The rest of our stash came from our new engine order but those would just return us to homeostasis.  While they forgot to send us the dampers (thankfully, we still had access to those from our old engines at the time of discovery), they also included several items that we didn't need like water separators, radiator hoses and a few more engine mounts.  All total, we made $250 from an anti-freeze spill and engine order so we considered it a worthwhile venture, not to mention getting a load of laundry clean while sitting in the sun and dust.

Later that afternoon, Philippe and his family, who we met cruising a couple years ago and now owns the dive shop in front of us, came over for dinner.  Much to the delight of all the kids returning from an afternoon of swimming, he towed an inner tube behind his dive boat and gave everyone rides around the anchorage for an hour.

A day in the life of a cruiser.

 

Day 1605 ~ Prospects and ArtistsFebruary 6th, 2015

While we showed the boat, Discovery gratiously let the kids do lessons on their boat.  While there, Michelle gave the kids an impromptu art lesson on Op Art.  The kids had fun and now want to set it up as a regular event.

 

Day 1604 ~ TeamworkFebruary 5th, 2015

We have a boat prospect coming tomorrow so need to get the boat to a presentable condition.  Normally, the girls tackle their rooms and a few odd jobs here and there and Peter take the rest of the day and sometimes another to finish.  Today, however, they began on their rooms and went from there.  We would give them tasks which would actually be thoroughly completed with minimal intervention.  It was amazing.  By 2pm, all the major tasks had been completed so we all took a break.
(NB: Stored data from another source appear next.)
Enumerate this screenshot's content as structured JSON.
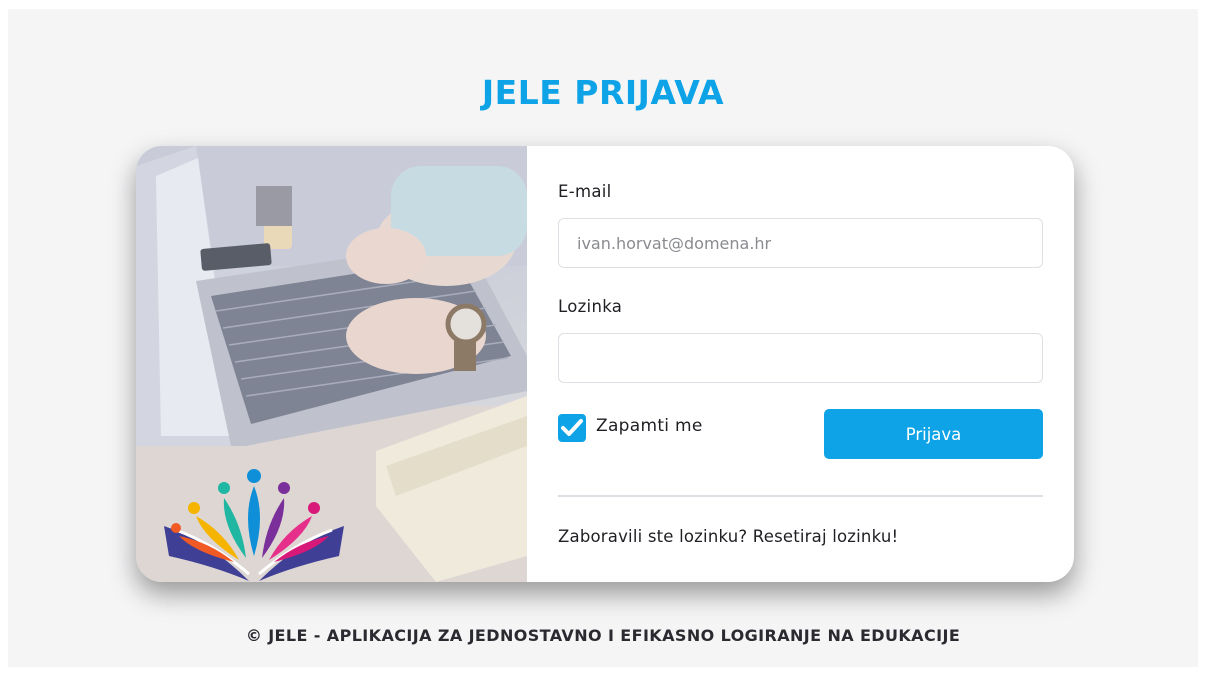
{
  "header": {
    "title": "JELE PRIJAVA"
  },
  "form": {
    "email_label": "E-mail",
    "email_placeholder": "ivan.horvat@domena.hr",
    "email_value": "",
    "password_label": "Lozinka",
    "password_value": "",
    "remember_label": "Zapamti me",
    "remember_checked": true,
    "submit_label": "Prijava",
    "forgot_text": "Zaboravili ste lozinku? Resetiraj lozinku!"
  },
  "illustration": {
    "description_icon": "laptop-photo",
    "logo_icon": "open-book-people-logo"
  },
  "footer": {
    "text": "© JELE - APLIKACIJA ZA JEDNOSTAVNO I EFIKASNO LOGIRANJE NA EDUKACIJE"
  },
  "colors": {
    "accent": "#0ea3e6",
    "background": "#f5f5f6",
    "text": "#1f1f24"
  }
}
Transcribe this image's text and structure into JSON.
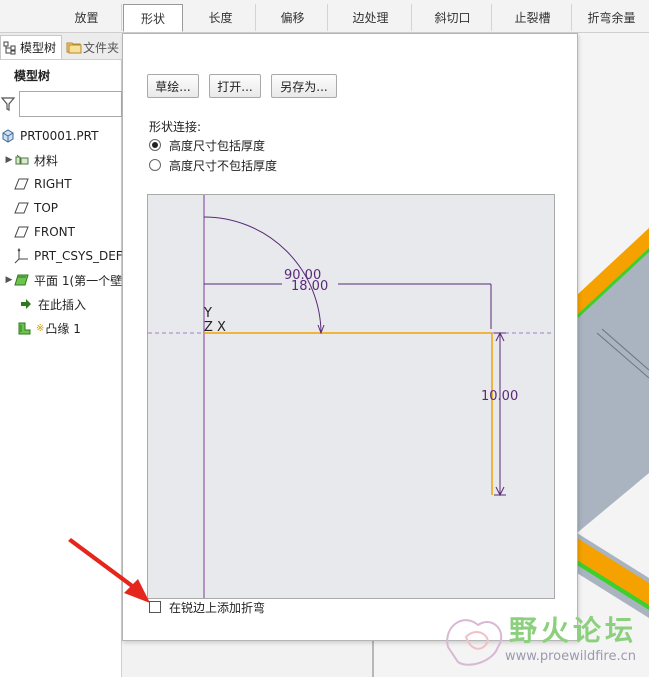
{
  "ribbon": {
    "tabs": [
      "放置",
      "形状",
      "长度",
      "偏移",
      "边处理",
      "斜切口",
      "止裂槽",
      "折弯余量"
    ],
    "active_index": 1
  },
  "left_panel": {
    "tabs": [
      "模型树",
      "文件夹"
    ],
    "tree_title": "模型树",
    "filter_value": "",
    "items": [
      {
        "label": "PRT0001.PRT",
        "icon": "part-icon",
        "expandable": false
      },
      {
        "label": "材料",
        "icon": "material-icon",
        "expandable": true
      },
      {
        "label": "RIGHT",
        "icon": "datum-plane-icon",
        "expandable": false
      },
      {
        "label": "TOP",
        "icon": "datum-plane-icon",
        "expandable": false
      },
      {
        "label": "FRONT",
        "icon": "datum-plane-icon",
        "expandable": false
      },
      {
        "label": "PRT_CSYS_DEF",
        "icon": "csys-icon",
        "expandable": false
      },
      {
        "label": "平面 1(第一个壁",
        "icon": "flat-wall-icon",
        "expandable": true
      },
      {
        "label": "在此插入",
        "icon": "insert-here-icon",
        "expandable": false
      },
      {
        "label": "凸缘 1",
        "icon": "flange-icon",
        "expandable": false
      }
    ]
  },
  "dialog": {
    "buttons": {
      "sketch": "草绘...",
      "open": "打开...",
      "save_as": "另存为..."
    },
    "shape_connection_label": "形状连接:",
    "radio_options": [
      {
        "label": "高度尺寸包括厚度",
        "checked": true
      },
      {
        "label": "高度尺寸不包括厚度",
        "checked": false
      }
    ],
    "sketch_preview": {
      "angle_dim": "90.00",
      "length_dim": "18.00",
      "height_dim": "10.00",
      "axis_y": "Y",
      "axis_zx": "Z X"
    },
    "checkbox": {
      "label": "在锐边上添加折弯",
      "checked": false
    }
  },
  "watermark": {
    "title": "野火论坛",
    "url": "www.proewildfire.cn"
  },
  "colors": {
    "sketch_bg": "#e8e9ec",
    "geometry_orange": "#f0a500",
    "dimension_purple": "#5a2a78",
    "part_orange": "#f5a200",
    "part_green": "#3ecf2a",
    "part_gray": "#a9b4c0",
    "arrow_red": "#e5261c"
  }
}
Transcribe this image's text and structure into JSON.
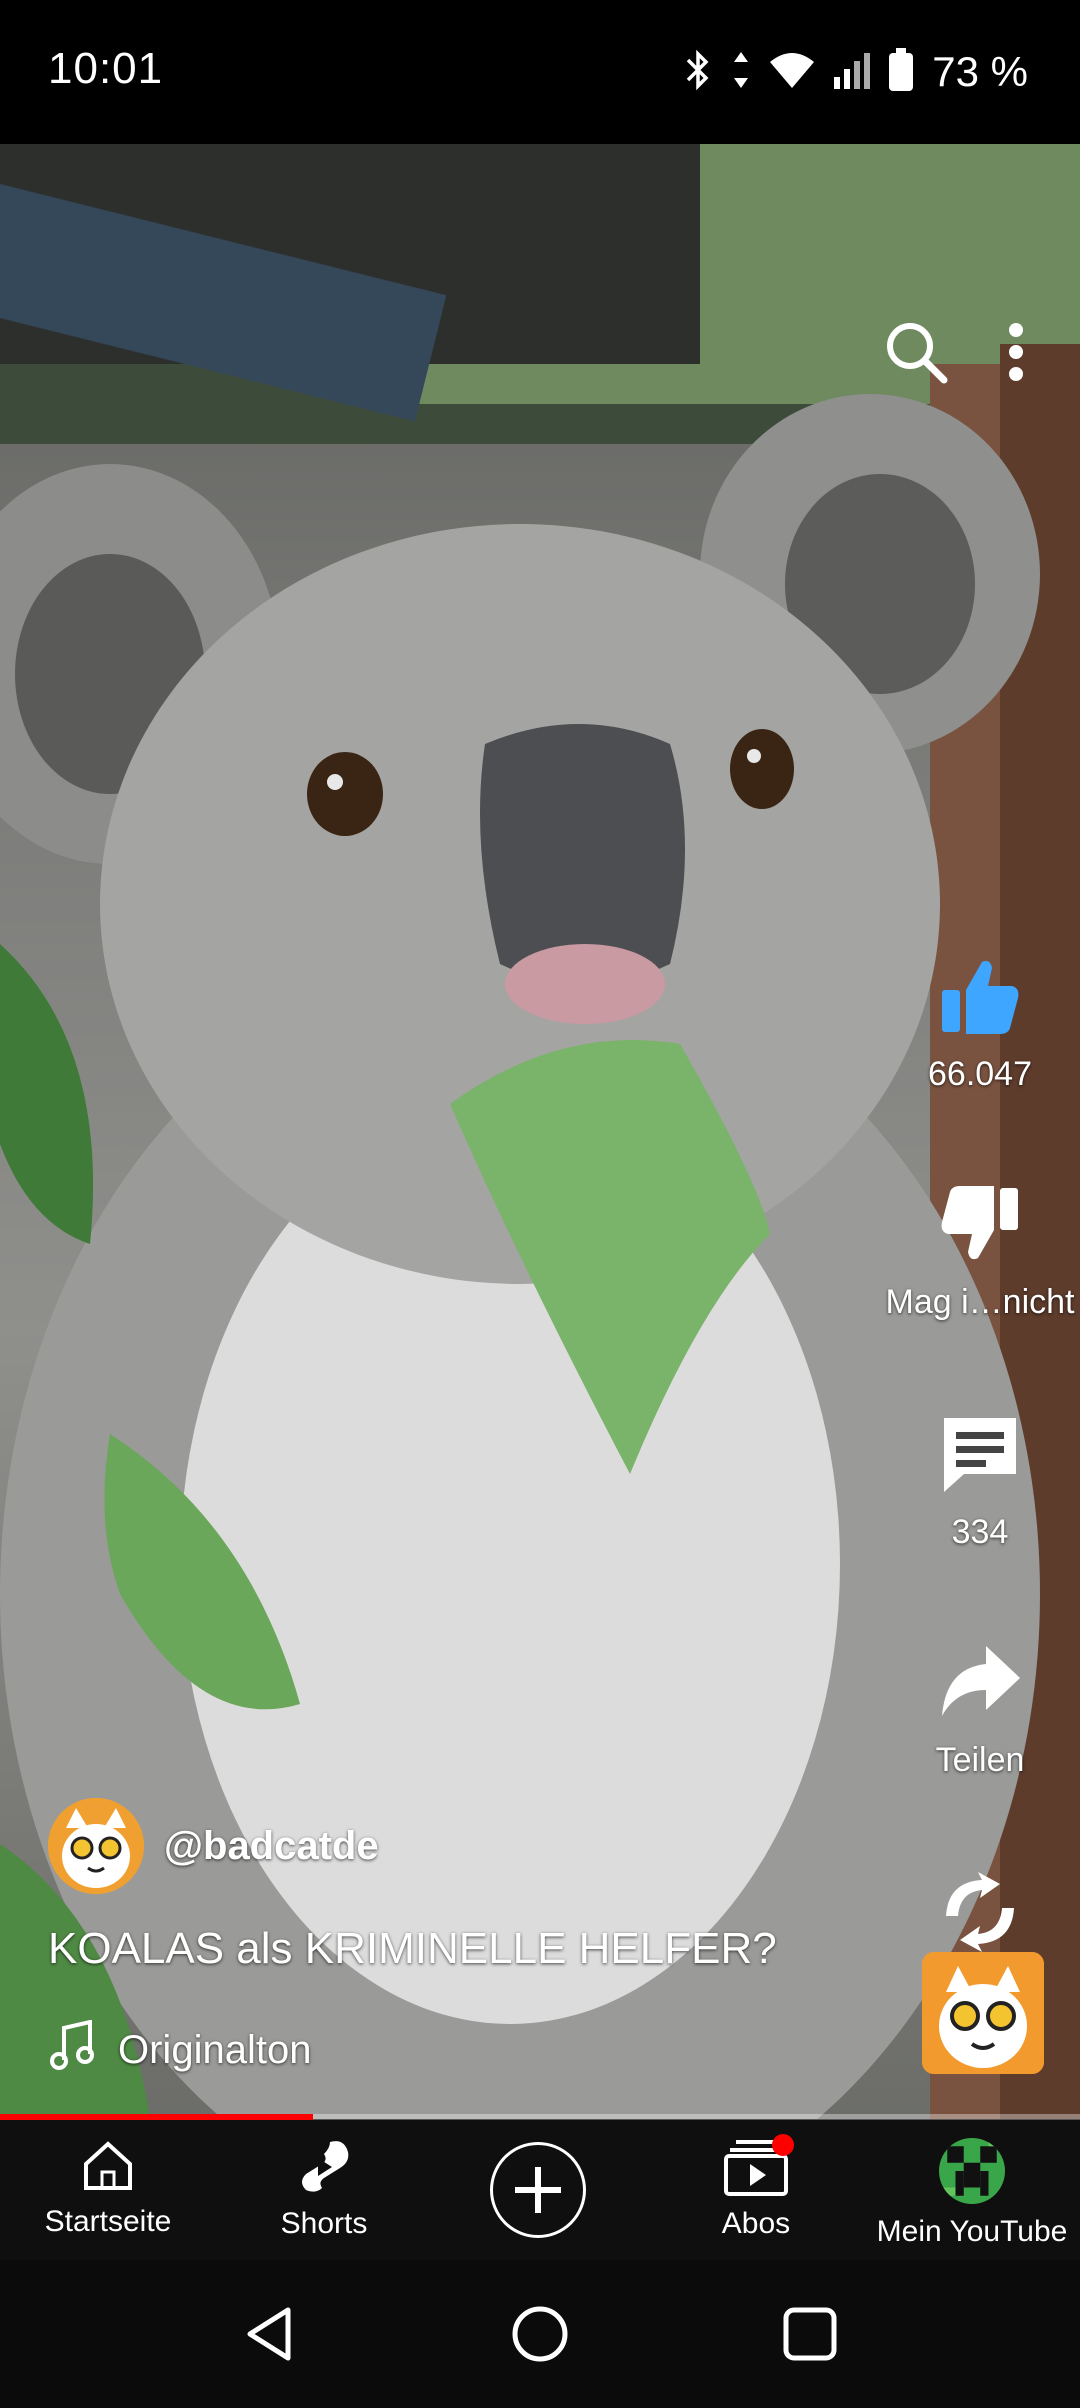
{
  "status_bar": {
    "time": "10:01",
    "battery": "73 %"
  },
  "video": {
    "likes": "66.047",
    "dislike_label": "Mag i…nicht",
    "comments": "334",
    "share_label": "Teilen",
    "remix_label": "Remix",
    "channel": "@badcatde",
    "title": "KOALAS als KRIMINELLE HELFER?",
    "sound": "Originalton",
    "progress_fraction": 0.29
  },
  "bottom_nav": {
    "items": [
      {
        "label": "Startseite"
      },
      {
        "label": "Shorts"
      },
      {
        "label": ""
      },
      {
        "label": "Abos"
      },
      {
        "label": "Mein YouTube"
      }
    ]
  },
  "colors": {
    "accent": "#ff0000",
    "like_blue": "#3ea6ff",
    "nav_bg": "#0f0f0f"
  }
}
If this was a dream, please don't wake me up!

The kids went off to play and Peter and I headed for the Dutch side to take care of a few returns and errands before going out to eat at a real restaurant, by ourselves, something we haven't done for years.  We remembered the receipts but forgot the bag of returns, but thoroughly enjoyed the Thai cooking.  Enough so, that since we split both appetiser and entree, Peter ordered a second dessert.

 

Day 1602 ~ Any Excuse for GelatoFebruary 3rd, 2015

The end of Nana's wire was poking in her cheek.  The orthodontist just said to swing by in the afternoon and he would take care of it.  Peter also came as the office just happens to be a few doors down from our favorite gelato place.  We even offered to take the other girls, but they declined.  They didn't want to "wait for hours" with nothing to do.  The 'hours' turned out to be a 10 minute wait for a 5 minute procedure, the clipping of a wire's end.

Also at the dinghy dock was Discovery's dinghy as Kate had dance class across the street.  We left a note inviting them to join us on the seat and headed off to that magical place.  Disco joined us five minutes later and we all enjoyed some tasty treats together.

When we eventually got back, all we heard was whining, "You didn't tell us Kate was going!"  Can't say we didn't offer.  Maybe next time they'll consider coming along, if only just for the unexpected.

 

Day 1601 ~ Papa's Back!February 2nd, 2015

Peter returned from the political hotbed of our state capital, Juneau.  It rained 14 straight days and he was there for 14 straight days.  Joy.  Needless to say, it was nice to have him back home and he was glad to see the sun again.  Even Pippin was happy to see him and offered his belly for a long-overdue rubdown.  Now, all he has to do is work on undoing the five hour time change.

 

Day 1600 ~ Airports and FlyingFebruary 1st, 2015

A 33 hour flight back for Peter from Juneau.  Airports, hotels, flying and waiting.